Thanks, I think this makes a lot of sense. Too many rake tasks out there to just force opt this in. I'm still not sure if db queries are being logged. I can see them in the rake task trace when digging in but haven't confirmed they show up in performance metrics.

st0012 commented 7 months ago

yep let's go with an optional patch now that we have config.enabled_patches anyway.

It's not uncommon for a decent-sized project to have dozens or more of rake tasks, with various running frequencies and importance. And personally I'd only opt-in to this feature for a few selected tasks to reduce noise and cost.
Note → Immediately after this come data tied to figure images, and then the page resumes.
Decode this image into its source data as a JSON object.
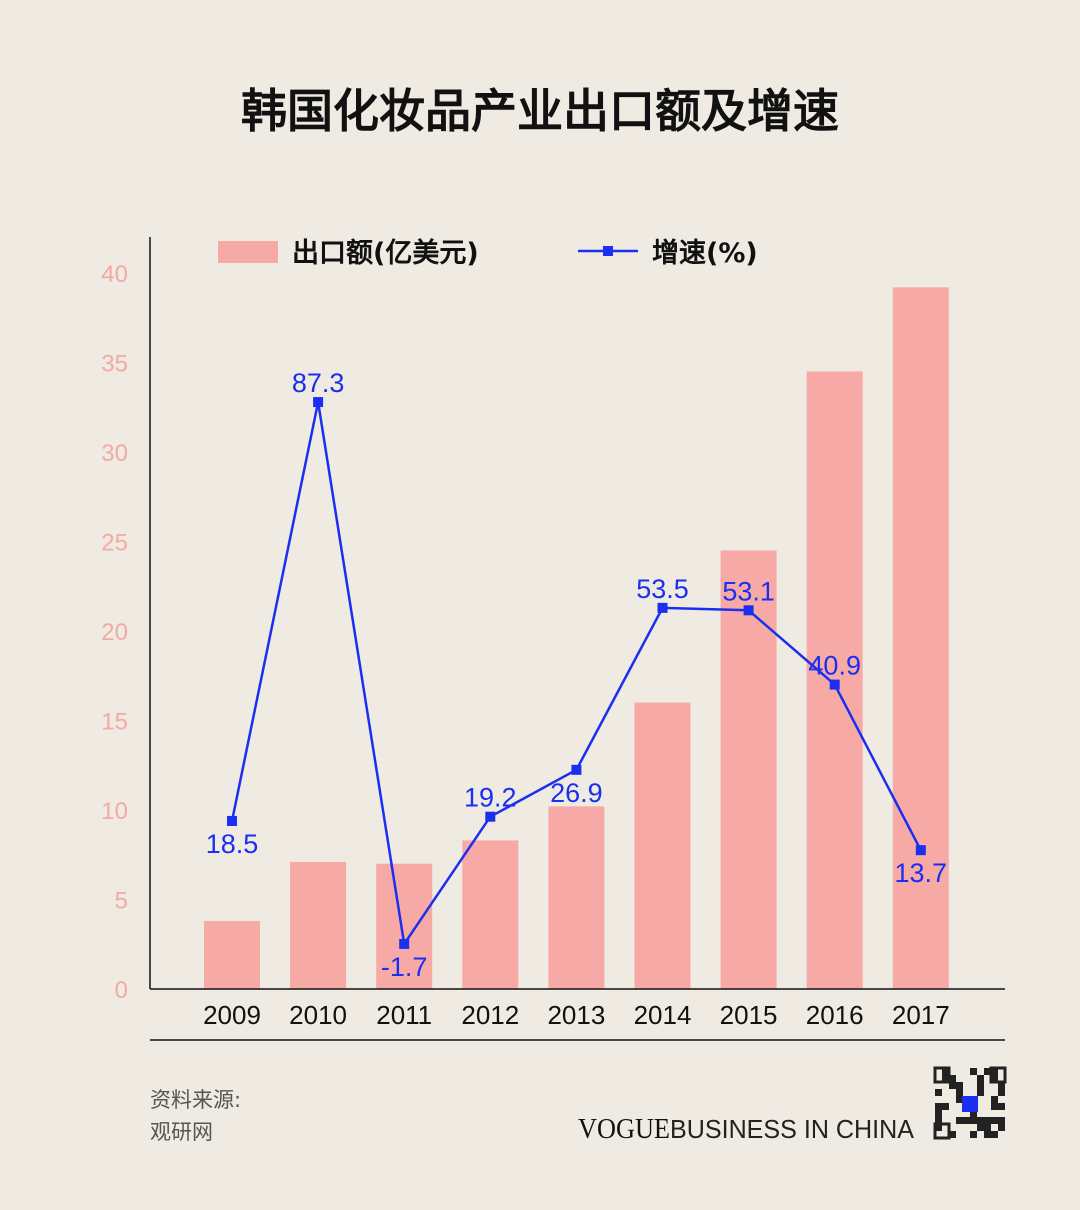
{
  "chart_data": {
    "type": "bar+line",
    "title": "韩国化妆品产业出口额及增速",
    "categories": [
      "2009",
      "2010",
      "2011",
      "2012",
      "2013",
      "2014",
      "2015",
      "2016",
      "2017"
    ],
    "series": [
      {
        "name": "出口额(亿美元)",
        "type": "bar",
        "color": "#f7aaa5",
        "values": [
          3.8,
          7.1,
          7.0,
          8.3,
          10.2,
          16.0,
          24.5,
          34.5,
          39.2
        ]
      },
      {
        "name": "增速(%)",
        "type": "line",
        "color": "#1a2ff0",
        "values": [
          18.5,
          87.3,
          -1.7,
          19.2,
          26.9,
          53.5,
          53.1,
          40.9,
          13.7
        ],
        "labels": [
          "18.5",
          "87.3",
          "-1.7",
          "19.2",
          "26.9",
          "53.5",
          "53.1",
          "40.9",
          "13.7"
        ]
      }
    ],
    "yticks": [
      "0",
      "5",
      "10",
      "15",
      "20",
      "25",
      "30",
      "35",
      "40"
    ],
    "ylim": [
      0,
      40
    ],
    "y2lim": [
      -9.1,
      108.5
    ],
    "grid": false,
    "legend": "top"
  },
  "footer": {
    "source_label": "资料来源:",
    "source": "观研网",
    "brand_vogue": "VOGUE",
    "brand_rest": "BUSINESS IN CHINA"
  }
}
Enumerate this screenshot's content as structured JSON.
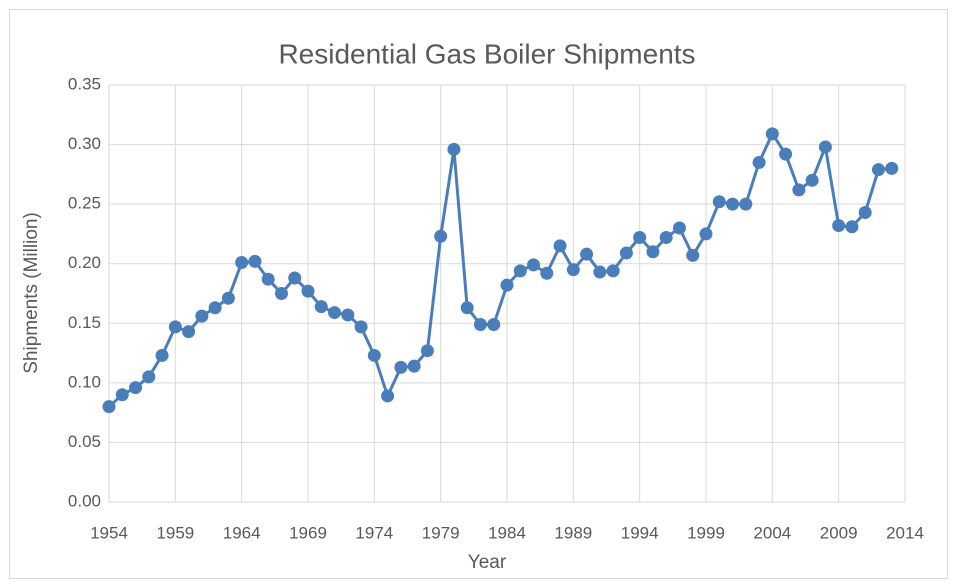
{
  "chart_data": {
    "type": "line",
    "title": "Residential Gas Boiler Shipments",
    "x_label": "Year",
    "y_label": "Shipments (Million)",
    "x": [
      1954,
      1955,
      1956,
      1957,
      1958,
      1959,
      1960,
      1961,
      1962,
      1963,
      1964,
      1965,
      1966,
      1967,
      1968,
      1969,
      1970,
      1971,
      1972,
      1973,
      1974,
      1975,
      1976,
      1977,
      1978,
      1979,
      1980,
      1981,
      1982,
      1983,
      1984,
      1985,
      1986,
      1987,
      1988,
      1989,
      1990,
      1991,
      1992,
      1993,
      1994,
      1995,
      1996,
      1997,
      1998,
      1999,
      2000,
      2001,
      2002,
      2003,
      2004,
      2005,
      2006,
      2007,
      2008,
      2009,
      2010,
      2011,
      2012,
      2013
    ],
    "values": [
      0.08,
      0.09,
      0.096,
      0.105,
      0.123,
      0.147,
      0.143,
      0.156,
      0.163,
      0.171,
      0.201,
      0.202,
      0.187,
      0.175,
      0.188,
      0.177,
      0.164,
      0.159,
      0.157,
      0.147,
      0.123,
      0.089,
      0.113,
      0.114,
      0.127,
      0.223,
      0.296,
      0.163,
      0.149,
      0.149,
      0.182,
      0.194,
      0.199,
      0.192,
      0.215,
      0.195,
      0.208,
      0.193,
      0.194,
      0.209,
      0.222,
      0.21,
      0.222,
      0.23,
      0.207,
      0.225,
      0.252,
      0.25,
      0.25,
      0.285,
      0.309,
      0.292,
      0.262,
      0.27,
      0.298,
      0.232,
      0.231,
      0.243,
      0.279,
      0.28
    ],
    "color": "#4a7ebb",
    "xlim": [
      1954,
      2014
    ],
    "xticks": [
      1954,
      1959,
      1964,
      1969,
      1974,
      1979,
      1984,
      1989,
      1994,
      1999,
      2004,
      2009,
      2014
    ],
    "ylim": [
      0,
      0.35
    ],
    "yticks": [
      {
        "value": 0,
        "label": "0.00"
      },
      {
        "value": 0.05,
        "label": "0.05"
      },
      {
        "value": 0.1,
        "label": "0.10"
      },
      {
        "value": 0.15,
        "label": "0.15"
      },
      {
        "value": 0.2,
        "label": "0.20"
      },
      {
        "value": 0.25,
        "label": "0.25"
      },
      {
        "value": 0.3,
        "label": "0.30"
      },
      {
        "value": 0.35,
        "label": "0.35"
      }
    ],
    "grid": true
  }
}
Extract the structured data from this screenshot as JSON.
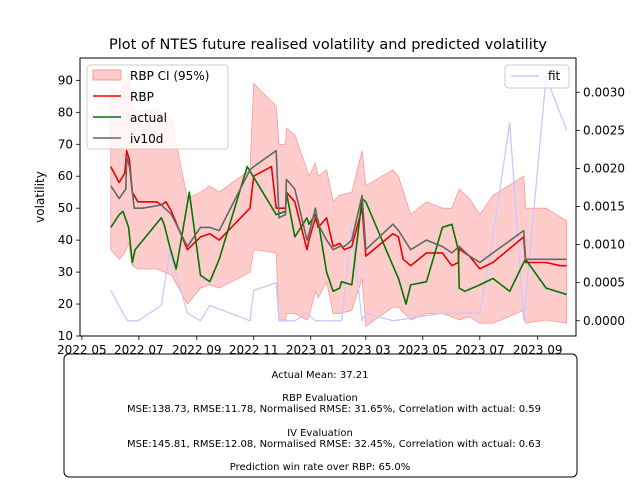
{
  "chart_data": {
    "type": "line",
    "title": "Plot of NTES future realised volatility and predicted volatility",
    "ylabel": "volatility",
    "ylim": [
      10,
      97
    ],
    "y2lim": [
      -0.0002,
      0.00345
    ],
    "yticks": [
      10,
      20,
      30,
      40,
      50,
      60,
      70,
      80,
      90
    ],
    "y2ticks": [
      "0.0000",
      "0.0005",
      "0.0010",
      "0.0015",
      "0.0020",
      "0.0025",
      "0.0030"
    ],
    "y2tick_values": [
      0,
      0.0005,
      0.001,
      0.0015,
      0.002,
      0.0025,
      0.003
    ],
    "xticks": [
      "2022 05",
      "2022 07",
      "2022 09",
      "2022 11",
      "2023 01",
      "2023 03",
      "2023 05",
      "2023 07",
      "2023 09"
    ],
    "xtick_values": [
      "2022-05-01",
      "2022-07-01",
      "2022-09-01",
      "2022-11-01",
      "2023-01-01",
      "2023-03-01",
      "2023-05-01",
      "2023-07-01",
      "2023-09-01"
    ],
    "xlim": [
      "2022-04-29",
      "2023-10-12"
    ],
    "legend_left": [
      "RBP CI (95%)",
      "RBP",
      "actual",
      "iv10d"
    ],
    "legend_right": [
      "fit"
    ],
    "legend_placement": [
      "upper left",
      "upper right"
    ],
    "colors": {
      "ci": "#ff9999",
      "rbp": "#ee0000",
      "actual": "#007700",
      "iv10d": "#666666",
      "fit": "#c8c8ff"
    },
    "series": [
      {
        "name": "RBP",
        "axis": "left",
        "points": [
          [
            "2022-06-01",
            63
          ],
          [
            "2022-06-10",
            58
          ],
          [
            "2022-06-16",
            61
          ],
          [
            "2022-06-18",
            68
          ],
          [
            "2022-06-21",
            65
          ],
          [
            "2022-06-24",
            55
          ],
          [
            "2022-06-30",
            52
          ],
          [
            "2022-07-20",
            52
          ],
          [
            "2022-07-25",
            51
          ],
          [
            "2022-07-30",
            52
          ],
          [
            "2022-08-05",
            49
          ],
          [
            "2022-08-22",
            37
          ],
          [
            "2022-09-05",
            41
          ],
          [
            "2022-09-15",
            42
          ],
          [
            "2022-09-25",
            40
          ],
          [
            "2022-10-28",
            50
          ],
          [
            "2022-11-01",
            60
          ],
          [
            "2022-11-20",
            63
          ],
          [
            "2022-11-25",
            50
          ],
          [
            "2022-12-05",
            50
          ],
          [
            "2022-12-06",
            55
          ],
          [
            "2022-12-15",
            52
          ],
          [
            "2022-12-28",
            37
          ],
          [
            "2022-12-30",
            40
          ],
          [
            "2023-01-06",
            47
          ],
          [
            "2023-01-09",
            44
          ],
          [
            "2023-01-18",
            47
          ],
          [
            "2023-01-25",
            38
          ],
          [
            "2023-02-01",
            39
          ],
          [
            "2023-02-06",
            37
          ],
          [
            "2023-02-14",
            38
          ],
          [
            "2023-02-25",
            50
          ],
          [
            "2023-03-01",
            35
          ],
          [
            "2023-03-30",
            42
          ],
          [
            "2023-04-05",
            41
          ],
          [
            "2023-04-10",
            34
          ],
          [
            "2023-04-18",
            32
          ],
          [
            "2023-05-05",
            36
          ],
          [
            "2023-05-22",
            36
          ],
          [
            "2023-06-01",
            32
          ],
          [
            "2023-06-08",
            33
          ],
          [
            "2023-06-09",
            38
          ],
          [
            "2023-06-10",
            37
          ],
          [
            "2023-06-20",
            35
          ],
          [
            "2023-07-01",
            31
          ],
          [
            "2023-07-15",
            33
          ],
          [
            "2023-08-17",
            41
          ],
          [
            "2023-08-19",
            33
          ],
          [
            "2023-09-10",
            33
          ],
          [
            "2023-09-25",
            32
          ],
          [
            "2023-10-02",
            32
          ]
        ]
      },
      {
        "name": "actual",
        "axis": "left",
        "points": [
          [
            "2022-06-01",
            44
          ],
          [
            "2022-06-10",
            48
          ],
          [
            "2022-06-14",
            49
          ],
          [
            "2022-06-20",
            44
          ],
          [
            "2022-06-24",
            33
          ],
          [
            "2022-06-27",
            37
          ],
          [
            "2022-07-25",
            47
          ],
          [
            "2022-07-28",
            45
          ],
          [
            "2022-08-03",
            38
          ],
          [
            "2022-08-10",
            31
          ],
          [
            "2022-08-24",
            55
          ],
          [
            "2022-09-05",
            29
          ],
          [
            "2022-09-15",
            27
          ],
          [
            "2022-09-25",
            34
          ],
          [
            "2022-10-25",
            63
          ],
          [
            "2022-11-25",
            48
          ],
          [
            "2022-12-05",
            49
          ],
          [
            "2022-12-06",
            55
          ],
          [
            "2022-12-15",
            41
          ],
          [
            "2022-12-28",
            47
          ],
          [
            "2022-12-30",
            45
          ],
          [
            "2023-01-06",
            48
          ],
          [
            "2023-01-09",
            46
          ],
          [
            "2023-01-18",
            30
          ],
          [
            "2023-01-25",
            24
          ],
          [
            "2023-02-01",
            25
          ],
          [
            "2023-02-03",
            27
          ],
          [
            "2023-02-14",
            26
          ],
          [
            "2023-02-25",
            53
          ],
          [
            "2023-03-01",
            52
          ],
          [
            "2023-03-30",
            32
          ],
          [
            "2023-04-05",
            28
          ],
          [
            "2023-04-13",
            20
          ],
          [
            "2023-04-18",
            26
          ],
          [
            "2023-05-05",
            27
          ],
          [
            "2023-05-22",
            44
          ],
          [
            "2023-06-01",
            45
          ],
          [
            "2023-06-08",
            37
          ],
          [
            "2023-06-09",
            25
          ],
          [
            "2023-06-15",
            24
          ],
          [
            "2023-07-01",
            26
          ],
          [
            "2023-07-15",
            28
          ],
          [
            "2023-08-02",
            24
          ],
          [
            "2023-08-17",
            33
          ],
          [
            "2023-08-19",
            34
          ],
          [
            "2023-09-10",
            25
          ],
          [
            "2023-10-02",
            23
          ]
        ]
      },
      {
        "name": "iv10d",
        "axis": "left",
        "points": [
          [
            "2022-06-01",
            57
          ],
          [
            "2022-06-10",
            53
          ],
          [
            "2022-06-17",
            56
          ],
          [
            "2022-06-18",
            66
          ],
          [
            "2022-06-21",
            63
          ],
          [
            "2022-06-26",
            50
          ],
          [
            "2022-07-05",
            50
          ],
          [
            "2022-07-25",
            51
          ],
          [
            "2022-08-05",
            48
          ],
          [
            "2022-08-22",
            38
          ],
          [
            "2022-09-05",
            44
          ],
          [
            "2022-09-15",
            44
          ],
          [
            "2022-09-25",
            43
          ],
          [
            "2022-10-28",
            62
          ],
          [
            "2022-11-01",
            63
          ],
          [
            "2022-11-25",
            68
          ],
          [
            "2022-11-28",
            47
          ],
          [
            "2022-12-05",
            48
          ],
          [
            "2022-12-06",
            59
          ],
          [
            "2022-12-15",
            56
          ],
          [
            "2022-12-28",
            40
          ],
          [
            "2022-12-30",
            42
          ],
          [
            "2023-01-06",
            50
          ],
          [
            "2023-01-09",
            45
          ],
          [
            "2023-01-18",
            40
          ],
          [
            "2023-01-25",
            37
          ],
          [
            "2023-02-01",
            38
          ],
          [
            "2023-02-06",
            38
          ],
          [
            "2023-02-14",
            40
          ],
          [
            "2023-02-25",
            54
          ],
          [
            "2023-03-01",
            37
          ],
          [
            "2023-03-30",
            45
          ],
          [
            "2023-04-05",
            43
          ],
          [
            "2023-04-18",
            37
          ],
          [
            "2023-05-05",
            40
          ],
          [
            "2023-05-22",
            38
          ],
          [
            "2023-06-01",
            36
          ],
          [
            "2023-06-09",
            38
          ],
          [
            "2023-06-20",
            35
          ],
          [
            "2023-07-01",
            33
          ],
          [
            "2023-07-15",
            36
          ],
          [
            "2023-08-17",
            43
          ],
          [
            "2023-08-19",
            34
          ],
          [
            "2023-09-25",
            34
          ],
          [
            "2023-10-02",
            34
          ]
        ]
      },
      {
        "name": "fit",
        "axis": "right",
        "points": [
          [
            "2022-06-01",
            0.0004
          ],
          [
            "2022-06-14",
            0.0001
          ],
          [
            "2022-06-19",
            0.0
          ],
          [
            "2022-06-30",
            0.0
          ],
          [
            "2022-07-25",
            0.0002
          ],
          [
            "2022-08-03",
            0.0009
          ],
          [
            "2022-08-22",
            0.0001
          ],
          [
            "2022-09-05",
            0.0
          ],
          [
            "2022-09-15",
            0.0002
          ],
          [
            "2022-10-28",
            0.0
          ],
          [
            "2022-11-01",
            0.0004
          ],
          [
            "2022-11-25",
            0.0005
          ],
          [
            "2022-11-28",
            0.0
          ],
          [
            "2022-12-15",
            0.0
          ],
          [
            "2022-12-28",
            0.0001
          ],
          [
            "2023-01-06",
            0.0
          ],
          [
            "2023-01-25",
            0.0
          ],
          [
            "2023-02-03",
            0.0
          ],
          [
            "2023-02-14",
            0.0012
          ],
          [
            "2023-02-25",
            0.0
          ],
          [
            "2023-03-01",
            0.0001
          ],
          [
            "2023-03-30",
            0.0
          ],
          [
            "2023-05-22",
            0.0001
          ],
          [
            "2023-07-01",
            0.0001
          ],
          [
            "2023-07-15",
            0.0011
          ],
          [
            "2023-08-02",
            0.0026
          ],
          [
            "2023-08-17",
            0.0
          ],
          [
            "2023-09-10",
            0.0032
          ],
          [
            "2023-10-02",
            0.0025
          ]
        ]
      }
    ],
    "ci_band": {
      "name": "RBP CI (95%)",
      "axis": "left",
      "points": [
        [
          "2022-06-01",
          37,
          88
        ],
        [
          "2022-06-10",
          34,
          86
        ],
        [
          "2022-06-16",
          36,
          89
        ],
        [
          "2022-06-20",
          39,
          92
        ],
        [
          "2022-06-24",
          32,
          82
        ],
        [
          "2022-06-30",
          31,
          80
        ],
        [
          "2022-07-20",
          31,
          81
        ],
        [
          "2022-08-05",
          29,
          78
        ],
        [
          "2022-08-22",
          20,
          53
        ],
        [
          "2022-09-05",
          25,
          55
        ],
        [
          "2022-09-15",
          26,
          57
        ],
        [
          "2022-09-25",
          25,
          55
        ],
        [
          "2022-10-28",
          30,
          62
        ],
        [
          "2022-11-01",
          37,
          89
        ],
        [
          "2022-11-25",
          36,
          82
        ],
        [
          "2022-11-28",
          15,
          70
        ],
        [
          "2022-12-05",
          15,
          70
        ],
        [
          "2022-12-06",
          17,
          75
        ],
        [
          "2022-12-15",
          17,
          73
        ],
        [
          "2022-12-28",
          15,
          62
        ],
        [
          "2022-12-30",
          16,
          60
        ],
        [
          "2023-01-06",
          24,
          64
        ],
        [
          "2023-01-09",
          22,
          60
        ],
        [
          "2023-01-18",
          27,
          62
        ],
        [
          "2023-01-25",
          17,
          52
        ],
        [
          "2023-02-01",
          17,
          54
        ],
        [
          "2023-02-14",
          18,
          55
        ],
        [
          "2023-02-25",
          28,
          68
        ],
        [
          "2023-03-01",
          13,
          57
        ],
        [
          "2023-03-30",
          19,
          62
        ],
        [
          "2023-04-05",
          19,
          60
        ],
        [
          "2023-04-18",
          15,
          48
        ],
        [
          "2023-05-05",
          17,
          52
        ],
        [
          "2023-05-22",
          17,
          50
        ],
        [
          "2023-06-01",
          16,
          50
        ],
        [
          "2023-06-09",
          15,
          56
        ],
        [
          "2023-06-20",
          16,
          53
        ],
        [
          "2023-07-01",
          14,
          48
        ],
        [
          "2023-07-15",
          14,
          54
        ],
        [
          "2023-08-17",
          18,
          60
        ],
        [
          "2023-08-19",
          14,
          50
        ],
        [
          "2023-09-10",
          15,
          50
        ],
        [
          "2023-10-02",
          14,
          46
        ]
      ]
    }
  },
  "stats_box": {
    "actual_mean": "Actual Mean: 37.21",
    "rbp_header": "RBP Evaluation",
    "rbp_metrics": "MSE:138.73, RMSE:11.78, Normalised RMSE: 31.65%, Correlation with actual: 0.59",
    "iv_header": "IV Evaluation",
    "iv_metrics": "MSE:145.81, RMSE:12.08, Normalised RMSE: 32.45%, Correlation with actual: 0.63",
    "win_rate": "Prediction win rate over RBP: 65.0%"
  }
}
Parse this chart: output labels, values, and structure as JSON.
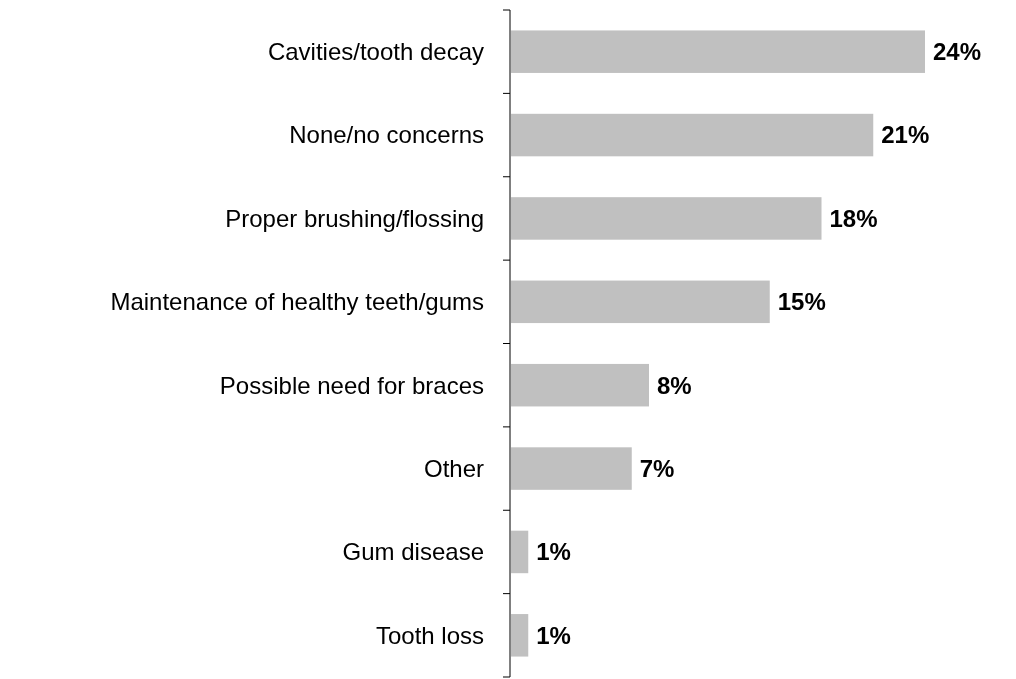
{
  "chart_data": {
    "type": "bar",
    "orientation": "horizontal",
    "categories": [
      "Cavities/tooth decay",
      "None/no concerns",
      "Proper brushing/flossing",
      "Maintenance of healthy teeth/gums",
      "Possible need for braces",
      "Other",
      "Gum disease",
      "Tooth loss"
    ],
    "values": [
      24,
      21,
      18,
      15,
      8,
      7,
      1,
      1
    ],
    "value_labels": [
      "24%",
      "21%",
      "18%",
      "15%",
      "8%",
      "7%",
      "1%",
      "1%"
    ],
    "color": "#c0c0c0"
  }
}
Therefore, I think it's better to create a wrapper method too in addition to the optional patch config.

solnic commented 1 month ago

Another option is to decorate tasks with Sentry based on configuration. For example we could have config.monitored_rake_tasks = ["db:migrate", "my_app:*"] and then go through this and do Rake::Task[name_of_task].extend(Sentry::Rake::Task).

This way it would be following the same approach as everything else, whereas with the sentry_monitored_task we'd be adding a special way of defining rake tasks, which could be considered as too obtrusive.